60'larda Artan Ölüm Korkusu, 80'lerde Yerini Kabullenişe Bırakıyor
Yaşlılık süreci, kişinin kendini ölüme daha yakın hissettiği bir dönem olduğu için bir salgın olmasa dahi bu dönemde de ölüm korkusunun izlerini görmek mümkündür. Her şeyden önce çeşitli sağlık sorunlarının varlığı yaşam kalitesini düşürür. Gözlerin görmemesi, kulağın az işitmesi ya da bedende meydana gelen ağrılar, yaşlı bireyin yapabileceklerini oldukça kısıtlayan faktörlerdir. Yaşlıları depresyona iten faktörlerin başında işe yaramama hissi, başkalarına yük olma endişesi ya da eş vefatının getirdiği yalnızlık duygusunu görmekteyiz. Üretkenliği biten, yaşamdan aldığı tat azalan kişilere sanki kendi ölümleri çok yakınmış gibi gelir. İlginç olan şu ki, insanlarda korku ya giderek artar ya da zamanla azalır. Belki de bu yüzden ölüm konusunda yapılmış bir araştırma, 60'lı yaşlarda ölüm korkusunun arttığına, 80'lerden sonra ölüm korkusunun azaldığına işaret ediyor.
Yaşlı bireylerlerin kendilerini yalnız hissetmemelerine özen göstermek, onların korku ve endişelerini dinlemek önemlidir. Sağlık durumları el verdiği ölçüde, yaşamdan keyif almalarını sağlayacak hobiler ile vakit geçirmelerini desteklemek gerekir. Bu hobi, bulmaca çözmek, tavla oynamak ya da el sanatları ile ilgilenmek olabilir. Özellikle evde karantina altında olunan bu dönemde, yaşlı bireylerin sadece haber seyrettikleri ve gerginliklerinin yükseldiği bir yaşam tarzından uzaklaştırılmalarını önermekteyiz. Akraba ve dostlar ile telefon ile iletişim halinde olmak ya da yaşıtlarıyla sohbet etmek şüphesiz ki ileri yaşlardaki kişilerin endişelerini hafifletecektir.

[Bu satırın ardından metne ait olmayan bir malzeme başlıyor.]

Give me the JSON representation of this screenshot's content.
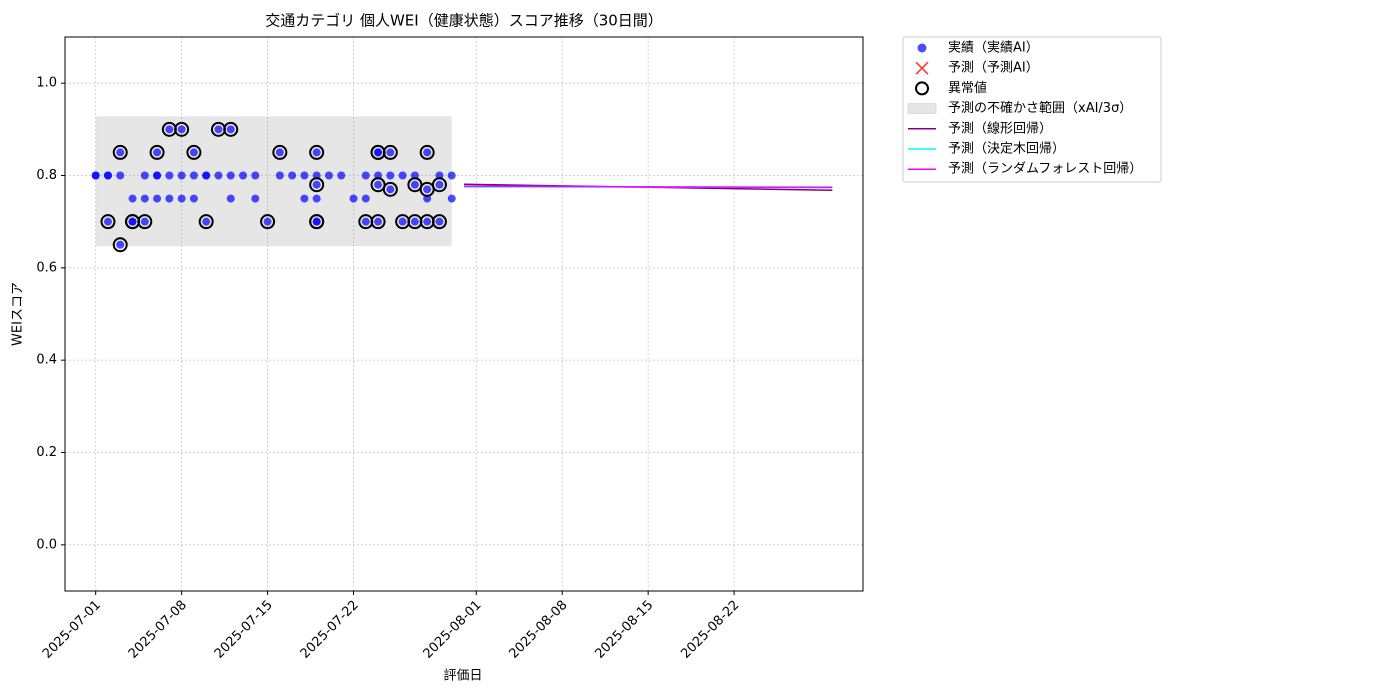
{
  "chart_data": {
    "type": "scatter",
    "title": "交通カテゴリ 個人WEI（健康状態）スコア推移（30日間）",
    "x_label": "評価日",
    "y_label": "WEIスコア",
    "xlim": [
      "2025-06-28T12:00:00",
      "2025-09-01T12:00:00"
    ],
    "xticks": [
      "2025-07-01",
      "2025-07-08",
      "2025-07-15",
      "2025-07-22",
      "2025-08-01",
      "2025-08-08",
      "2025-08-15",
      "2025-08-22"
    ],
    "ylim": [
      -0.1,
      1.1
    ],
    "yticks": [
      {
        "value": 0,
        "label": "0.0"
      },
      0.2,
      0.4,
      0.6,
      0.8,
      {
        "value": 1,
        "label": "1.0"
      }
    ],
    "grid": true,
    "legend": "outside right",
    "series": [
      {
        "name": "実績（実績AI）",
        "type": "scatter",
        "marker": "dot",
        "color": "#0000ff",
        "x": [
          "2025-07-01",
          "2025-07-01",
          "2025-07-02",
          "2025-07-02",
          "2025-07-02",
          "2025-07-03",
          "2025-07-03",
          "2025-07-03",
          "2025-07-04",
          "2025-07-04",
          "2025-07-04",
          "2025-07-05",
          "2025-07-05",
          "2025-07-05",
          "2025-07-06",
          "2025-07-06",
          "2025-07-06",
          "2025-07-06",
          "2025-07-07",
          "2025-07-07",
          "2025-07-07",
          "2025-07-08",
          "2025-07-08",
          "2025-07-08",
          "2025-07-09",
          "2025-07-09",
          "2025-07-09",
          "2025-07-10",
          "2025-07-10",
          "2025-07-10",
          "2025-07-11",
          "2025-07-11",
          "2025-07-12",
          "2025-07-12",
          "2025-07-12",
          "2025-07-13",
          "2025-07-14",
          "2025-07-14",
          "2025-07-15",
          "2025-07-16",
          "2025-07-16",
          "2025-07-17",
          "2025-07-18",
          "2025-07-18",
          "2025-07-19",
          "2025-07-19",
          "2025-07-19",
          "2025-07-19",
          "2025-07-19",
          "2025-07-19",
          "2025-07-20",
          "2025-07-21",
          "2025-07-22",
          "2025-07-23",
          "2025-07-23",
          "2025-07-23",
          "2025-07-24",
          "2025-07-24",
          "2025-07-24",
          "2025-07-24",
          "2025-07-24",
          "2025-07-25",
          "2025-07-25",
          "2025-07-25",
          "2025-07-26",
          "2025-07-26",
          "2025-07-27",
          "2025-07-27",
          "2025-07-27",
          "2025-07-28",
          "2025-07-28",
          "2025-07-28",
          "2025-07-28",
          "2025-07-29",
          "2025-07-29",
          "2025-07-29",
          "2025-07-30",
          "2025-07-30"
        ],
        "values": [
          0.8,
          0.8,
          0.8,
          0.7,
          0.8,
          0.8,
          0.65,
          0.85,
          0.75,
          0.7,
          0.7,
          0.7,
          0.75,
          0.8,
          0.85,
          0.8,
          0.75,
          0.8,
          0.9,
          0.75,
          0.8,
          0.75,
          0.9,
          0.8,
          0.85,
          0.8,
          0.75,
          0.8,
          0.8,
          0.7,
          0.9,
          0.8,
          0.75,
          0.8,
          0.9,
          0.8,
          0.8,
          0.75,
          0.7,
          0.85,
          0.8,
          0.8,
          0.8,
          0.75,
          0.7,
          0.75,
          0.85,
          0.7,
          0.8,
          0.78,
          0.8,
          0.8,
          0.75,
          0.8,
          0.75,
          0.7,
          0.78,
          0.7,
          0.85,
          0.8,
          0.85,
          0.77,
          0.8,
          0.85,
          0.7,
          0.8,
          0.8,
          0.78,
          0.7,
          0.85,
          0.75,
          0.77,
          0.7,
          0.8,
          0.7,
          0.78,
          0.8,
          0.75
        ]
      },
      {
        "name": "予測（予測AI）",
        "type": "scatter",
        "marker": "cross",
        "color": "#ff0000",
        "x": [],
        "values": []
      },
      {
        "name": "異常値",
        "type": "scatter",
        "marker": "ring",
        "color": "#000000",
        "x": [
          "2025-07-02",
          "2025-07-03",
          "2025-07-03",
          "2025-07-04",
          "2025-07-04",
          "2025-07-05",
          "2025-07-06",
          "2025-07-07",
          "2025-07-08",
          "2025-07-09",
          "2025-07-10",
          "2025-07-11",
          "2025-07-12",
          "2025-07-15",
          "2025-07-16",
          "2025-07-19",
          "2025-07-19",
          "2025-07-19",
          "2025-07-19",
          "2025-07-23",
          "2025-07-24",
          "2025-07-24",
          "2025-07-24",
          "2025-07-24",
          "2025-07-25",
          "2025-07-25",
          "2025-07-26",
          "2025-07-27",
          "2025-07-27",
          "2025-07-28",
          "2025-07-28",
          "2025-07-28",
          "2025-07-29",
          "2025-07-29"
        ],
        "values": [
          0.7,
          0.65,
          0.85,
          0.7,
          0.7,
          0.7,
          0.85,
          0.9,
          0.9,
          0.85,
          0.7,
          0.9,
          0.9,
          0.7,
          0.85,
          0.7,
          0.85,
          0.7,
          0.78,
          0.7,
          0.78,
          0.7,
          0.85,
          0.85,
          0.77,
          0.85,
          0.7,
          0.78,
          0.7,
          0.85,
          0.77,
          0.7,
          0.7,
          0.78
        ]
      },
      {
        "name": "予測の不確かさ範囲（xAI/3σ）",
        "type": "band",
        "color": "#808080",
        "x": [
          "2025-07-01",
          "2025-07-30"
        ],
        "values": [
          0.647,
          0.928
        ]
      },
      {
        "name": "予測（線形回帰）",
        "type": "line",
        "color": "#800080",
        "x": [
          "2025-07-31",
          "2025-08-30"
        ],
        "values": [
          0.781,
          0.768
        ]
      },
      {
        "name": "予測（決定木回帰）",
        "type": "line",
        "color": "#00ffff",
        "x": [
          "2025-07-31",
          "2025-08-30"
        ],
        "values": [
          0.775,
          0.775
        ]
      },
      {
        "name": "予測（ランダムフォレスト回帰）",
        "type": "line",
        "color": "#ff00ff",
        "x": [
          "2025-07-31",
          "2025-08-30"
        ],
        "values": [
          0.777,
          0.774
        ]
      }
    ]
  }
}
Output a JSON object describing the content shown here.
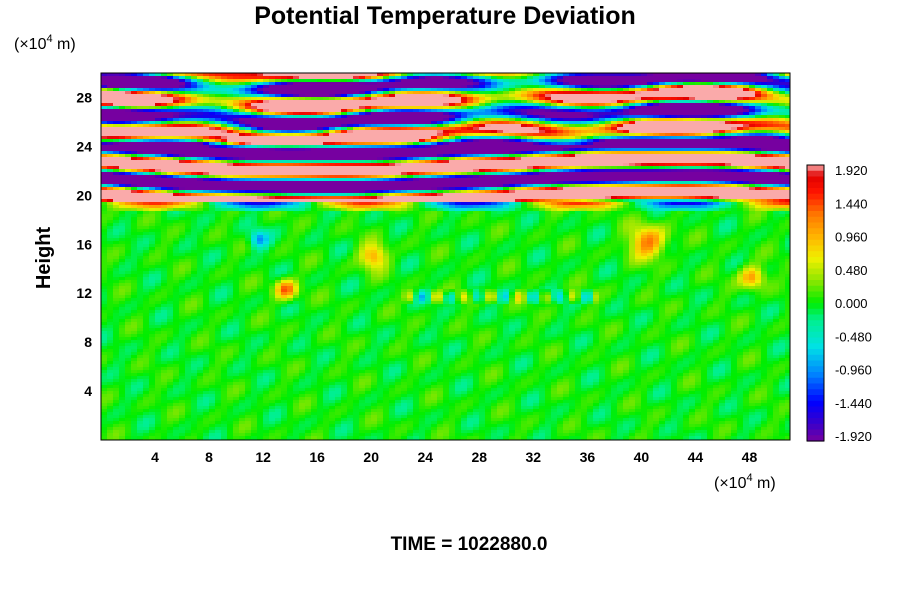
{
  "chart_data": {
    "type": "heatmap",
    "title": "Potential Temperature Deviation",
    "ylabel": "Height",
    "xunit": {
      "prefix": "(×10",
      "exp": "4",
      "suffix": " m)"
    },
    "yunit": {
      "prefix": "(×10",
      "exp": "4",
      "suffix": " m)"
    },
    "xlim": [
      0,
      51
    ],
    "ylim": [
      0,
      30
    ],
    "xticks": [
      "4",
      "8",
      "12",
      "16",
      "20",
      "24",
      "28",
      "32",
      "36",
      "40",
      "44",
      "48"
    ],
    "yticks": [
      "4",
      "8",
      "12",
      "16",
      "20",
      "24",
      "28"
    ],
    "colorbar": {
      "labels": [
        "1.920",
        "1.440",
        "0.960",
        "0.480",
        "0.000",
        "-0.480",
        "-0.960",
        "-1.440",
        "-1.920"
      ],
      "range": [
        -1.92,
        1.92
      ]
    },
    "time_label": "TIME = 1022880.0"
  }
}
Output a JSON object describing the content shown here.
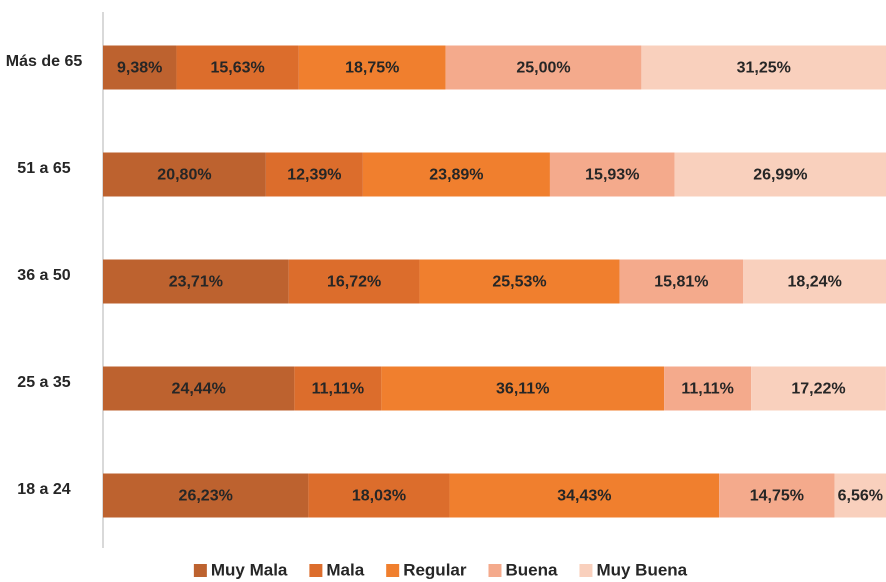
{
  "chart_data": {
    "type": "stacked-bar-horizontal",
    "categories": [
      "Más de 65",
      "51 a 65",
      "36 a 50",
      "25 a 35",
      "18 a 24"
    ],
    "xlim": [
      0,
      100
    ],
    "series": [
      {
        "name": "Muy Mala",
        "color": "#bd622f",
        "values": [
          9.38,
          20.8,
          23.71,
          24.44,
          26.23
        ],
        "value_labels": [
          "9,38%",
          "20,80%",
          "23,71%",
          "24,44%",
          "26,23%"
        ]
      },
      {
        "name": "Mala",
        "color": "#dc6d2c",
        "values": [
          15.63,
          12.39,
          16.72,
          11.11,
          18.03
        ],
        "value_labels": [
          "15,63%",
          "12,39%",
          "16,72%",
          "11,11%",
          "18,03%"
        ]
      },
      {
        "name": "Regular",
        "color": "#f07f2e",
        "values": [
          18.75,
          23.89,
          25.53,
          36.11,
          34.43
        ],
        "value_labels": [
          "18,75%",
          "23,89%",
          "25,53%",
          "36,11%",
          "34,43%"
        ]
      },
      {
        "name": "Buena",
        "color": "#f4aa8c",
        "values": [
          25.0,
          15.93,
          15.81,
          11.11,
          14.75
        ],
        "value_labels": [
          "25,00%",
          "15,93%",
          "15,81%",
          "11,11%",
          "14,75%"
        ]
      },
      {
        "name": "Muy Buena",
        "color": "#f9d0bd",
        "values": [
          31.25,
          26.99,
          18.24,
          17.22,
          6.56
        ],
        "value_labels": [
          "31,25%",
          "26,99%",
          "18,24%",
          "17,22%",
          "6,56%"
        ]
      }
    ]
  }
}
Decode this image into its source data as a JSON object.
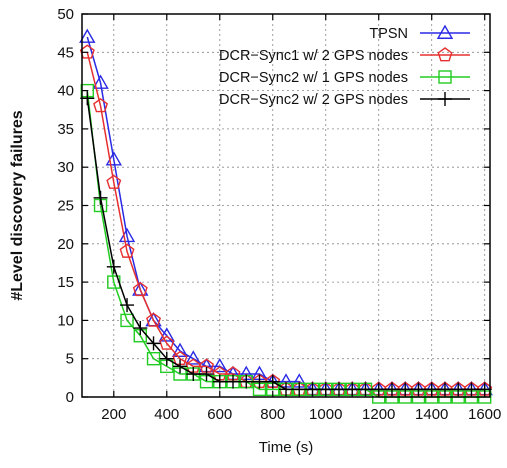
{
  "chart_data": {
    "type": "line",
    "xlabel": "Time (s)",
    "ylabel": "#Level discovery failures",
    "xlim": [
      80,
      1620
    ],
    "ylim": [
      0,
      50
    ],
    "xticks": [
      200,
      400,
      600,
      800,
      1000,
      1200,
      1400,
      1600
    ],
    "yticks": [
      0,
      5,
      10,
      15,
      20,
      25,
      30,
      35,
      40,
      45,
      50
    ],
    "grid": true,
    "legend_position": "top-right",
    "x": [
      100,
      150,
      200,
      250,
      300,
      350,
      400,
      450,
      500,
      550,
      600,
      650,
      700,
      750,
      800,
      850,
      900,
      950,
      1000,
      1050,
      1100,
      1150,
      1200,
      1250,
      1300,
      1350,
      1400,
      1450,
      1500,
      1550,
      1600
    ],
    "series": [
      {
        "name": "TPSN",
        "color": "#2a2ae6",
        "marker": "triangle",
        "values": [
          47,
          41,
          31,
          21,
          14,
          10,
          8,
          6,
          5,
          4,
          4,
          3,
          3,
          3,
          2,
          2,
          2,
          1,
          1,
          1,
          1,
          1,
          1,
          1,
          1,
          1,
          1,
          1,
          1,
          1,
          1
        ]
      },
      {
        "name": "DCR−Sync1 w/ 2 GPS nodes",
        "color": "#e63030",
        "marker": "pentagon",
        "values": [
          45,
          38,
          28,
          19,
          14,
          10,
          7,
          5,
          4,
          4,
          3,
          3,
          2,
          2,
          2,
          1,
          1,
          1,
          1,
          1,
          1,
          1,
          1,
          1,
          1,
          1,
          1,
          1,
          1,
          1,
          1
        ]
      },
      {
        "name": "DCR−Sync2 w/ 1 GPS nodes",
        "color": "#22cc22",
        "marker": "square",
        "values": [
          40,
          25,
          15,
          10,
          8,
          5,
          4,
          3,
          3,
          2,
          2,
          2,
          2,
          1,
          1,
          1,
          1,
          1,
          1,
          1,
          1,
          1,
          0,
          0,
          0,
          0,
          0,
          0,
          0,
          0,
          0
        ]
      },
      {
        "name": "DCR−Sync2 w/ 2 GPS nodes",
        "color": "#000000",
        "marker": "plus",
        "values": [
          39,
          26,
          17,
          12,
          9,
          7,
          5,
          4,
          3,
          3,
          2,
          2,
          2,
          2,
          2,
          1,
          1,
          1,
          1,
          1,
          1,
          1,
          1,
          1,
          1,
          1,
          1,
          1,
          1,
          1,
          1
        ]
      }
    ]
  }
}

Sonuç olarak yaşlılarda ve çocuklarda ölüm korkusu farklı şekillerde yaşanmaktadır. Aile içinde bu kaygıların dile getirilmesi, (hijyen kurallarına da dikkat edilmek kaydıyla) çocuklara ve yaşlılara güçlü şekilde destek hissettirilmesi bugün her zamankinden de fazla önem taşımaktadır. Pek çok kişinin yaşamını yitirdiği şu günlerde, belki ölümlerin önüne geçemeyiz ama geride kalanların günlerini olabildiğince rahat geçirebilmeleri açısından kaygıların paylaşılarak azaltılmasını sağlayabiliriz.